Pemble declined to forecast when his company would take over TomTom's position. He said the combined market share of Garmin and Navigon was above 30 percent. This compares with TomTom's market share of around 45 percent.
Pemble said restructuring was ongoing in some areas to cut duplication after the Navigon acquisition, but the German company was mostly complimentary to Garmin's business, so the majority of staff would stay on board.
Demand for portable navigation devices, the must-have gadget of recent years, is declining as traffic and mapping functions become almost standard in cars and mobiles.
Garmin and TomTom have struggled to fend off competition from Google Inc and Nokia, which offer free navigation on mobile devices.
Demand has also been hit by economic problems.
Pemble said there were no catalysts in sight to change the economic picture either way.
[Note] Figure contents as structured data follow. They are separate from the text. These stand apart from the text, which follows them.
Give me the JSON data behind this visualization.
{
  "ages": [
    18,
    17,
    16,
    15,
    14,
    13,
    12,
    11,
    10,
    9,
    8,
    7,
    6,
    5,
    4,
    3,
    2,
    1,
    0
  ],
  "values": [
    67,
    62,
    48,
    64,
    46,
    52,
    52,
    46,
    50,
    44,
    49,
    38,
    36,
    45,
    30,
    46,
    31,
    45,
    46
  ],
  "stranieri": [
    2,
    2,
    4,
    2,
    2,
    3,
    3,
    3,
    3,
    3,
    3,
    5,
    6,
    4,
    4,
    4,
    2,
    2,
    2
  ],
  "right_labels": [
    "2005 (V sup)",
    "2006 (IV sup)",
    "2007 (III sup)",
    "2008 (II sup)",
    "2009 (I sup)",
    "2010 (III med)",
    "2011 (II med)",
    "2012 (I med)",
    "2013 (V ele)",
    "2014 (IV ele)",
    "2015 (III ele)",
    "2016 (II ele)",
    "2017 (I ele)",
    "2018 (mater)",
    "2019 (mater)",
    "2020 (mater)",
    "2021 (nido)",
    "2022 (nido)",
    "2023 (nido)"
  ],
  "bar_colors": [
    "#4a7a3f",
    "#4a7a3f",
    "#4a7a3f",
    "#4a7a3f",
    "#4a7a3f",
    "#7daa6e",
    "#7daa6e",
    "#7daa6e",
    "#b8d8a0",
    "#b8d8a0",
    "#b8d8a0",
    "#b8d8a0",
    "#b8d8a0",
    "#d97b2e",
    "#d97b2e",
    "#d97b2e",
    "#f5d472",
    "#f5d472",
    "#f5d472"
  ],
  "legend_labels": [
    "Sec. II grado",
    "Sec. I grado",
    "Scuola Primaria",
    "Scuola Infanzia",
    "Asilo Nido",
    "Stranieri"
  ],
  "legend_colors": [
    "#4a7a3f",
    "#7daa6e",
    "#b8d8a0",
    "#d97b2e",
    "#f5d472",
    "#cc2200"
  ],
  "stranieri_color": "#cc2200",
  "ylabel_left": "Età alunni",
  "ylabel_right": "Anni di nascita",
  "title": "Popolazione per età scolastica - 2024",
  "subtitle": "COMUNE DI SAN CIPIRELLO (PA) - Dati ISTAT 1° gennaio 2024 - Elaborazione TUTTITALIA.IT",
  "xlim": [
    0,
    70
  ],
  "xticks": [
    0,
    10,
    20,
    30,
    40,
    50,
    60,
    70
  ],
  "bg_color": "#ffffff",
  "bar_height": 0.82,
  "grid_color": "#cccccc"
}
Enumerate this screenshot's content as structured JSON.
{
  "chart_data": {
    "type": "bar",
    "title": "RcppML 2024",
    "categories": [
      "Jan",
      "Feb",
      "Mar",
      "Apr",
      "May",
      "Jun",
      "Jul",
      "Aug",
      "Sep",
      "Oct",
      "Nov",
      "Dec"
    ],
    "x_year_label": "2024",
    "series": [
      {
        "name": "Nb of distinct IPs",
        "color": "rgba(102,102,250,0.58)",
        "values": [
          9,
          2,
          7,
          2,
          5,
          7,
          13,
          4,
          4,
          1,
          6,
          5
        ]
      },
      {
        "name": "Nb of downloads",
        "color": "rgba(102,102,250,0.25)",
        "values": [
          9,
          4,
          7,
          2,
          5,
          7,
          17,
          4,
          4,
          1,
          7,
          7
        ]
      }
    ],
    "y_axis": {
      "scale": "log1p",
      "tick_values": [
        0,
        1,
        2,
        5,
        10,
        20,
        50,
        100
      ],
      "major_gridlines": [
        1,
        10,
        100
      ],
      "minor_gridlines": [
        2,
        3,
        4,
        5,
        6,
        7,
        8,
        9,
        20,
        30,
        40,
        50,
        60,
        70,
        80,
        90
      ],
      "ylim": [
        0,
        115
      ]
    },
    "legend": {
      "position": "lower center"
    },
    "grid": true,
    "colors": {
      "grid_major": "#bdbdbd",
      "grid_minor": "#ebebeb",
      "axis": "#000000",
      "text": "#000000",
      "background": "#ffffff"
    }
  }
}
"We are still scraping along the bottom of the economic cycle," he said. "The economy is pretty challenging all over the world."
Garmin expects the market for PNDs to continue to fall, before stabilizing at around 20 million units per year, and Pemble said he could not say whether the PND market will ever grow again.
"The stabilization point is probably too far off to say whether it will grow again. Our view is that the market will stabilize at around 20 million units."
A total of about 41.5 million PND units were shipped in 2010, according to market research firm IHS iSuppli. Pemble said market forecasts for 2011 range between 30-33 million.
Garmin has said it expects the North American PND market to decline 25 percent this year and the European market to shrink by up to 10 percent, while TomTom has forecast an up to 20 percent drop in the global market.
Satnav vendors hope direct deals with car manufacturers to integrate navigation devices into the car systems will replace some of the lost business from PNDs, but Pemble said full replacement was likely far away.
"It will probably take a lot of time," he said.